Para sua geração, diz ela, quilombo significa “um lugar onde podemos nos encontrar com nossos iguais e cuidar uns dos outros. Mesmo que não seja um território físico”. Arte e música sobre aquilombamento, oficinas de ativismo cultural e político e conexão nas redes sociais podem proporcionar esse espaço, diz ela.


Os pés de Gabriela, sobrinha de Jacira Oliveira, no quintal da casa de sua tia no Quilombo Galvão, em São Paulo, em outubro de 2019.
Para Santana, a escritora e ativista, a eleição de Bolsonaro em outubro de 2018 foi parte de uma reação contra os avanços feitos não apenas pelos quilombos, mas por toda a população negra do Brasil como resultado de programas sociais e políticas de ação afirmativa introduzidas por governos esquerdistas ao longo dos anos 2000 – incluindo cotas raciais para ingresso na universidade e empregos públicos. “Antes, quando os negros não tinham acesso aos mesmos direitos dos brancos, o Brasil podia fingir não ser um país racista por meio do mito da democracia racial”, diz ela. “Agora, votar em alguém que é racista, misógino, homofóbico, que elogia a tortura e o regime militar, sugere que muitos brasileiros estão tentando colocar as coisas do jeito que acham que elas deveriam ser: negros em posições subalternas”.

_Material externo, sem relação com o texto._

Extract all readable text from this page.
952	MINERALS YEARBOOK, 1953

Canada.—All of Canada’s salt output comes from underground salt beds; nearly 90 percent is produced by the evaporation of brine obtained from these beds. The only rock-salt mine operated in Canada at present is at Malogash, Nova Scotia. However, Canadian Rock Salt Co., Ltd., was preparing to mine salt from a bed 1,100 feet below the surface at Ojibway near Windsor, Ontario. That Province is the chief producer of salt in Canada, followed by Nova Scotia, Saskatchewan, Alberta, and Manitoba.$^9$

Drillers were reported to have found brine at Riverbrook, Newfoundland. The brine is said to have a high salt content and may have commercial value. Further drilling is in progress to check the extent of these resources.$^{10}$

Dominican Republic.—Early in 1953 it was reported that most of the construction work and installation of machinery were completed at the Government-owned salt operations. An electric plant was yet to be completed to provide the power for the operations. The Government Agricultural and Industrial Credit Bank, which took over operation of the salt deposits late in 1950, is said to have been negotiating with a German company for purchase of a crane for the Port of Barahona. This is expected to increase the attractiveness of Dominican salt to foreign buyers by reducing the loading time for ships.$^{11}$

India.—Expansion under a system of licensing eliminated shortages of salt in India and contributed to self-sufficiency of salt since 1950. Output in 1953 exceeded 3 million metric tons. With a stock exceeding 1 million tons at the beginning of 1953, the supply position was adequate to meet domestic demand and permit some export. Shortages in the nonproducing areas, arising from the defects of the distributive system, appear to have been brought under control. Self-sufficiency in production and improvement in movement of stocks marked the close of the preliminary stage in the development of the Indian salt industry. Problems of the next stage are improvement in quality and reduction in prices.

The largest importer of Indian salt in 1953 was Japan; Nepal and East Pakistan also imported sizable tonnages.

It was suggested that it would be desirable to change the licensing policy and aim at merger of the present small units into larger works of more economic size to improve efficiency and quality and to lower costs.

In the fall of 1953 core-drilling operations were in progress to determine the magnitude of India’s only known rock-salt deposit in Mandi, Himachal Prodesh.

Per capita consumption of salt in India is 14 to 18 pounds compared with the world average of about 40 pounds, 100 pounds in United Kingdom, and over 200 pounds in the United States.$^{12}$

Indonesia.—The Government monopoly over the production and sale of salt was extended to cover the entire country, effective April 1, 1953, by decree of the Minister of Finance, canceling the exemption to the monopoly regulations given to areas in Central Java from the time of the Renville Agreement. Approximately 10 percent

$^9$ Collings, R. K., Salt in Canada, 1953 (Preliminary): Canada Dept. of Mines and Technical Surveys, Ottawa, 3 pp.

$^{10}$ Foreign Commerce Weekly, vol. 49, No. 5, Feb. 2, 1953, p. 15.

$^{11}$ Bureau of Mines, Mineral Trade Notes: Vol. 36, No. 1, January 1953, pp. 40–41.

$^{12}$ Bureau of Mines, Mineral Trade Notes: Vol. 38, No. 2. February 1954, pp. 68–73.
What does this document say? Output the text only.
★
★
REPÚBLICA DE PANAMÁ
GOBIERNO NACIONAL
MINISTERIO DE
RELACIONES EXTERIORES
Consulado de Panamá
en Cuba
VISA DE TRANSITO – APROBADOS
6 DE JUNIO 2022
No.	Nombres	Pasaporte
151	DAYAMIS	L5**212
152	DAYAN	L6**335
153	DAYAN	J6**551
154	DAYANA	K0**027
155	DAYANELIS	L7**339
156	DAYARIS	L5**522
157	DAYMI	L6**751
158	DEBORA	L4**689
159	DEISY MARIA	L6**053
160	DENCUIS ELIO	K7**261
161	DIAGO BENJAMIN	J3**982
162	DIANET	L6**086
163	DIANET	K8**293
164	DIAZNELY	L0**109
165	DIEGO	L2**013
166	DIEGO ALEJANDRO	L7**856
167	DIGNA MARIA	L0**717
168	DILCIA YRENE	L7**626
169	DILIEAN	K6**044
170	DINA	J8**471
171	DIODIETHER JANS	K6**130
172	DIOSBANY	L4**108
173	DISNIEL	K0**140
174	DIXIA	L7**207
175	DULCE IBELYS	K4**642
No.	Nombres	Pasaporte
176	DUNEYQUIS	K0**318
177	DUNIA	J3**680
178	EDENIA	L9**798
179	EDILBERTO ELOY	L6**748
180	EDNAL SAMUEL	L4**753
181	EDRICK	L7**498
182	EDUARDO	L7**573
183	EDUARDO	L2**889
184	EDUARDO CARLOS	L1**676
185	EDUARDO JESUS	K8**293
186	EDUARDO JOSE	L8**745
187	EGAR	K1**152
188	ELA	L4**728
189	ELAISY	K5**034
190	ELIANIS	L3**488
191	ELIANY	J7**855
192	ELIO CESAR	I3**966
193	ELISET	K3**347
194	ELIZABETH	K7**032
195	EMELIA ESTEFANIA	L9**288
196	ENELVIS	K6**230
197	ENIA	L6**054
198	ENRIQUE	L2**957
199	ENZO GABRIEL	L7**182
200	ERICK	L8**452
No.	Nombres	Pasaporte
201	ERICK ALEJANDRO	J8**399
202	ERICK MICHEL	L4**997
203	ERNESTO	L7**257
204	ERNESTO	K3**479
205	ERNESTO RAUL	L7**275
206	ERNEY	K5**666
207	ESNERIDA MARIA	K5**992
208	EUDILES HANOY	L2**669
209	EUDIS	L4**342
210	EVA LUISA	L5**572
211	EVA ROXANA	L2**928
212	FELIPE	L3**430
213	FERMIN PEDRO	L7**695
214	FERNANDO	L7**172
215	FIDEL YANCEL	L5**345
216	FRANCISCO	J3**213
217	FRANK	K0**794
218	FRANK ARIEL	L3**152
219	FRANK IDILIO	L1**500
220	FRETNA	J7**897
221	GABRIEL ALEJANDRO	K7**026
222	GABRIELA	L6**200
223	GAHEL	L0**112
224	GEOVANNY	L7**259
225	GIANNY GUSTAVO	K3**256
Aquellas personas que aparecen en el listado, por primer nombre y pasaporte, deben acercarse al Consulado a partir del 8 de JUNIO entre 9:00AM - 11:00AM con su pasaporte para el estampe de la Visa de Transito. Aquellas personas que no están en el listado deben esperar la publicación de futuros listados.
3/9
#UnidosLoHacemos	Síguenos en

Os quilombos podem ajudar a impulsionar uma resposta política antirracista ao momento atual. Nas eleições municipais do Brasil, o grupo ativista político Quilombo Periférico fez uma candidatura coletiva de vários membros à Câmara Municipal de São Paulo, garantindo uma cadeira para a militante local Elaine Mineiro. “Aquilombamento na política significa nos unirmos para defender os direitos dos negros, dos pobres, dos LGBTQ – exigir novas políticas e ações afirmativas necessárias se você quiser ser antirracista”, diz Mineiro.
O avô de Mineiro cresceu em um quilombo tradicional. Ela diz que é crucial que ativistas negros nas cidades e áreas rurais coloquem a história dessas comunidades no centro de seus movimentos políticos, porque a educação e a mídia brasileiras tendem a apagá-la em favor do mito da democracia racial. “Eles tentaram tirar nosso passado de nós, e o passado é onde você olha para aprender”, diz ela. “É extremamente importante que as pessoas possam entender por que as coisas são como são. Para entender que a sociedade como é agora não nasceu, foi construída. E se foi construída, pode ser reconstruída”.